"Since the matter is sub-judice, any comment from my side may not be appropriate. However, other than the case's merit, I do say that the real petitioners in this case are the state and the Constitution of Pakistan," Sharif said.

The government has formed a special court to try 70-year-old Musharraf for treason for imposing emergency in 2007. He skipped the first two hearings convened by the court, citing security concerns after explosives were found near his home.

While being driven to the third hearing on Thursday, Musharraf had a heart attack and was admitted to a military hospital in Rawalpindi. The sudden health scare has given rise to speculation that he might be allowed to leave Pakistan to seek treatment abroad.

However, Sharif said the special court has to decide whether Musharraf's action of imposing emergency on November 3, 2007 amounted to treason. It will also have to decide whether his action of putting then Chief Justice Iftikhar Chaudhry under house arrest on November 7, 2007 caused humiliation to the state of Pakistan, Sharif added.

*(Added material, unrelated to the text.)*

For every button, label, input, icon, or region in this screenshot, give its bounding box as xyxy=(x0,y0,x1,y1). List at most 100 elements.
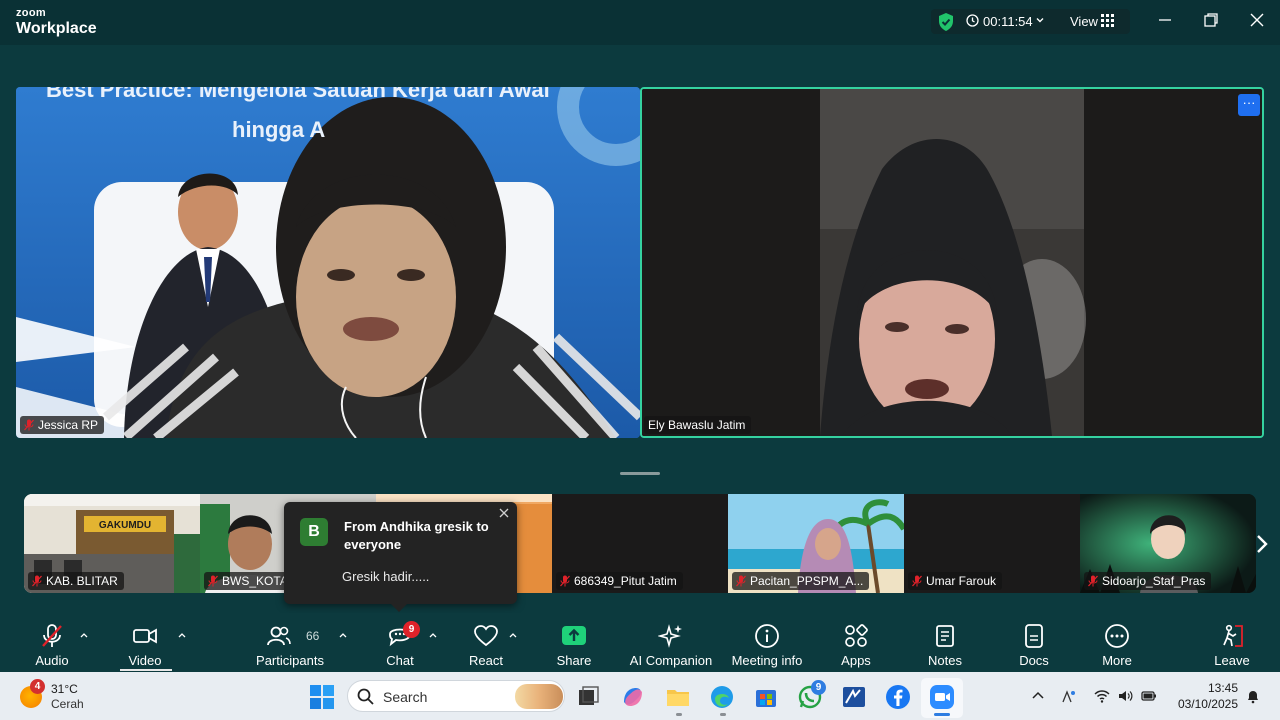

"I would also like to say the case is not about a particular individual because we are at a juncture in our history where it has to be resolved whether we want to live in a civilized democratic country or not," he said.

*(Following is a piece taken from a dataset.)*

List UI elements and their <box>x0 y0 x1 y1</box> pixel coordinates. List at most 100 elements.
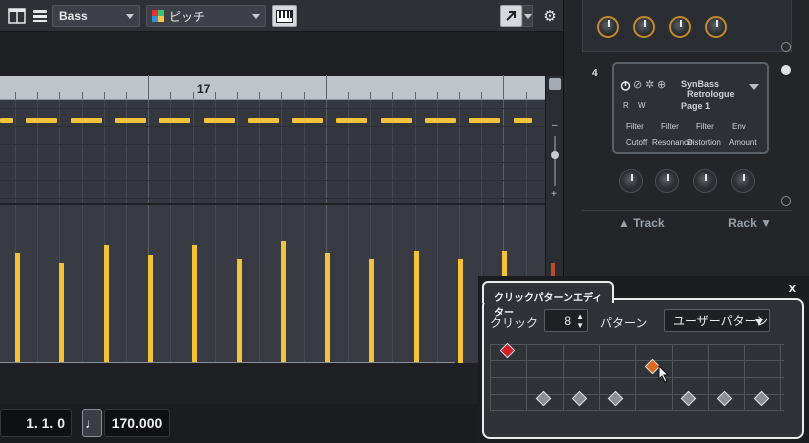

"If everybody is equal in the eyes of the law, then every citizen is answerable to a court of law. It is up to the court to decide whether he is innocent or guilty."

Sources said reports of medical tests conducted on Musharraf at the Armed Forces Institute of Cardiology have been sent to experts in Britain for further examination.

Musharraf's lawyers on Friday said a decision on sending him abroad for treatment would be made on the basis of the opinion of doctors, which courts are bound to follow.